Keempat, perang Suriah ini akan mengambil nafas yang panjang. Sampai ada yang menyebutnya ini akan menjadi cikal bakal perang dunia ketiga.
Sebagaimana serangan atas Kota Madinah, Rasulullah dikepung selama 50 hari, sampai orang bersu’udzon (berprasangka buruk) pada Allah Subhanahu Wata’ala.
Kelima, selain mengandalkan kekuatan pasukan, umat Islam masih punya Allah yang Maha Besar. Bahwa akan ada petolongan Allah.
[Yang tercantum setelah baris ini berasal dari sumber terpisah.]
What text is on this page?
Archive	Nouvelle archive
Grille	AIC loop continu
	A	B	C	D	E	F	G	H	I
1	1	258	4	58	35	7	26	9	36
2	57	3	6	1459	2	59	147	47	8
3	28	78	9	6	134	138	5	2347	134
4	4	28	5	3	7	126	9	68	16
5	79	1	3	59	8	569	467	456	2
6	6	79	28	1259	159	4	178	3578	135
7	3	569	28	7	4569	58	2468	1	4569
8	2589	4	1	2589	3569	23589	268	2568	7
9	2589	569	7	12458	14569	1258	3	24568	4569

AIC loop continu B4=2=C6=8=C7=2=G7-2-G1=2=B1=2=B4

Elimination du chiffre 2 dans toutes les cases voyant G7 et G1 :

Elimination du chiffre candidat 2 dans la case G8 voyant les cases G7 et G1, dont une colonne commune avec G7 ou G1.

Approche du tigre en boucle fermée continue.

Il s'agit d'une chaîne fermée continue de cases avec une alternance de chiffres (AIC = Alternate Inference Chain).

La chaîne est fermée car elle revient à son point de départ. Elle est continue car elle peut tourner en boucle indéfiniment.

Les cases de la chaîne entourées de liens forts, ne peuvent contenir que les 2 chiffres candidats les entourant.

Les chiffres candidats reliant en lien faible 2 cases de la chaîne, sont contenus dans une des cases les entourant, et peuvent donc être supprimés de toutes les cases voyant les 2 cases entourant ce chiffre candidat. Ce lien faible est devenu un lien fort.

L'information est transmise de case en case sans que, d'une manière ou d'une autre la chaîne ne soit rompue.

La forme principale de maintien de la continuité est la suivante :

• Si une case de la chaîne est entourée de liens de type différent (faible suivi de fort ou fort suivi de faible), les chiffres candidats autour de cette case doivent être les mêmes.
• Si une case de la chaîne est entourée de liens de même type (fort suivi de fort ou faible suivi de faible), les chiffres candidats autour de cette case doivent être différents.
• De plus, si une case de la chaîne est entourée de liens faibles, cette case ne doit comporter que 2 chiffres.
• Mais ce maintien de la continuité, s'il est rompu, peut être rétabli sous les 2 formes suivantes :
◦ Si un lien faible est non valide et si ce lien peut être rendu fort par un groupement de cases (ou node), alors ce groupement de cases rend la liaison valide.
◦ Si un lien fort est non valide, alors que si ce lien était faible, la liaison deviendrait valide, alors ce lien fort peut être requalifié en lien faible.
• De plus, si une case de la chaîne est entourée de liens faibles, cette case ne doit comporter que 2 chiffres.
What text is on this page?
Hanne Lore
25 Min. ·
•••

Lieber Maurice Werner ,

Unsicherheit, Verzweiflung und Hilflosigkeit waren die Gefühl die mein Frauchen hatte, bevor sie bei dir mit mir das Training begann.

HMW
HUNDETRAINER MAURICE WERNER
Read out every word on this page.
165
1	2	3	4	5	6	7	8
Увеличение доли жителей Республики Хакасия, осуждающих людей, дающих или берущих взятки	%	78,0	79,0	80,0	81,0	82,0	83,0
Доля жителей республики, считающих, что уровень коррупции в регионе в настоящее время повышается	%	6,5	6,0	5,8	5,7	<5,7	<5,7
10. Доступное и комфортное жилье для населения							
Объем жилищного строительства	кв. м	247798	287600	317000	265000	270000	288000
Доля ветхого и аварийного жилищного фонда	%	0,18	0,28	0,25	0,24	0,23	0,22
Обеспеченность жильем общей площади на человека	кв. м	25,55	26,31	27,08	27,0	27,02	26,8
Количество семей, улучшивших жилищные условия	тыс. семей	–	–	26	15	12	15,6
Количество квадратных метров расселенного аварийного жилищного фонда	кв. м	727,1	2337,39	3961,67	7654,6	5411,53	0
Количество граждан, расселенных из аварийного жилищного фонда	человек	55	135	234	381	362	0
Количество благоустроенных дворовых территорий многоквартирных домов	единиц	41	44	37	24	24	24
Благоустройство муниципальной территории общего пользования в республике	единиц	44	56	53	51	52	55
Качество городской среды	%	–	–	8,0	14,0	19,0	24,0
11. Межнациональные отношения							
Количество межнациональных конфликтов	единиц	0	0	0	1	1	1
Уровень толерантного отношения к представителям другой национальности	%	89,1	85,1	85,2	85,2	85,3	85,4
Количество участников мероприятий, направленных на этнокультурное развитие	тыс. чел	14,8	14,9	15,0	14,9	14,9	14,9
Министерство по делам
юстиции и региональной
Yang jika Dia berkehendak, maka “Kun Fayakun” (jadilah).
Tapi sebelum menuju kesana, realisasi syarat hadirnya pertolongan itu mutlak harus terpenuhi.
Hal ini ditunjukkan dengan kerja keras yang dilakukan Rasulullah ketika menggali-parit dalam kondisi musim paceklik.
Lalu strategi memecah kekuatan musuh, ketika seorang Yahudi masuk Islam di masa perang.
Rasulullah menugaskan apa saja yang bisa dilakukan. Akhirya membuat kedua golongan –Yahudi dan Kaum Quraisy– menghilangkan kepercayaan masing-masing sehingga mereka saling curiga.
Lalu Nabi mengajak umat berdoa, bertahan dan tetap teguh tidak lari dari perang.
Dan pertolongan itu turunkan bantuannya dalam bentuk angin topan yang mengusir musuh-musuhnya.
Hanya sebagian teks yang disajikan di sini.